And that was the end of that. The novel ended.
Those who are about to die salute thee. I, Ajax, have done my part. I have faced the past as Lady Rice could not, she being too busy with her disassociated personalities. Now I can retire again, my affidavit presented. I am a fine and competent fellow, and my misery it is to be thus confined in a female body. I could do all kinds of things to Lady Rice, if I chose. I could make her crow and strut about a bit; I could make her put on a collar and tie and be a lesbian; I could send her to seduce, shall we say, Anthea, or Susan – that would certainly work – but for that I’d have to elbow the harlot Angel out of the way, and I am nothing if not a gentleman; so I’ll allow the harlot to have her own way for a time. Lady Rice can be all angel and no Ajax.

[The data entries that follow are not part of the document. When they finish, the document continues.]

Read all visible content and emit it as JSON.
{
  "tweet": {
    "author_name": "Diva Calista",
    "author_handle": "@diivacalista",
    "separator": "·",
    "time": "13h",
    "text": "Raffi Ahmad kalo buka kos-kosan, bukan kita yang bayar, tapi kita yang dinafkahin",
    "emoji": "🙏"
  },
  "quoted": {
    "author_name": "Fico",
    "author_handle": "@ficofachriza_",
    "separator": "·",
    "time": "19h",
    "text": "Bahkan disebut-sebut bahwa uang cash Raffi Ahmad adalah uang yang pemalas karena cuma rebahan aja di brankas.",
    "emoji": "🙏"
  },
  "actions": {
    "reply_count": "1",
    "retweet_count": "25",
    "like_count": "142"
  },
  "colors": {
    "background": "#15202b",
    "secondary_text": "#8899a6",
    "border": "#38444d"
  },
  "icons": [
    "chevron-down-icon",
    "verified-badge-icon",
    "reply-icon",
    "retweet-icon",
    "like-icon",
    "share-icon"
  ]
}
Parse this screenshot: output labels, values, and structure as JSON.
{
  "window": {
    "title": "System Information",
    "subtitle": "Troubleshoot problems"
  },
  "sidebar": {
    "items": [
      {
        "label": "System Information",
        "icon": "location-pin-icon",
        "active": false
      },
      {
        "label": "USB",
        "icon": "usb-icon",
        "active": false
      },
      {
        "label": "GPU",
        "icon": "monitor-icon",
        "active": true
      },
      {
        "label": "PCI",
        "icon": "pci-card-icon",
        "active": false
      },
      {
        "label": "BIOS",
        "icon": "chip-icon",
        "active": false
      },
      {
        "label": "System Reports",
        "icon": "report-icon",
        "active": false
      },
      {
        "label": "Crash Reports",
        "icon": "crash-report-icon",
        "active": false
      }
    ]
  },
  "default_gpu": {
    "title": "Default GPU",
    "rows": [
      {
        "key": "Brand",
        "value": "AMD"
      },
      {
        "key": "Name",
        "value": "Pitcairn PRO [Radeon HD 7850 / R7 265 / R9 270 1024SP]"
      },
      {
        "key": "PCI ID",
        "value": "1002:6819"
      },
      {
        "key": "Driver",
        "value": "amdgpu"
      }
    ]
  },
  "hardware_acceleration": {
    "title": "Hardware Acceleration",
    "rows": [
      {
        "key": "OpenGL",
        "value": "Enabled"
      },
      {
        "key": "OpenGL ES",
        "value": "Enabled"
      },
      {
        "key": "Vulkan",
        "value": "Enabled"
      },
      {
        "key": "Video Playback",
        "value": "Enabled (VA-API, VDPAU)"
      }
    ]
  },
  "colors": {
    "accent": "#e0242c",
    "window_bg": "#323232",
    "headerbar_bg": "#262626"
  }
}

The differing aspects of the self, the different times at which they live, begin to gather together. The places where they co-exist discover their significance.
Lodestar House stood empty for a time. Congo’s ghosts swept in and got him: one night they simply dived under his broomstick defences and nabbed him. Garotted by pirates, guillotined by revolutionaries, starved by communards, betrayed by his own heart, what difference does it make? Humiliation and pain accompanies death or does not; to try to guarantee the manner of one’s end is barely worth living this kind of life or that. Play safe as a wage slave, play fast and loose as a criminal, death ignores the justice of the matter. The wage slave can burn to death horribly on the motorway and be forgotten within the week; the evil man come to an easy end in his sleep, tucked up in bed with his wife, and the obituaries drift on and flatter, for since nothing is deserved in life, why should it be any different in death?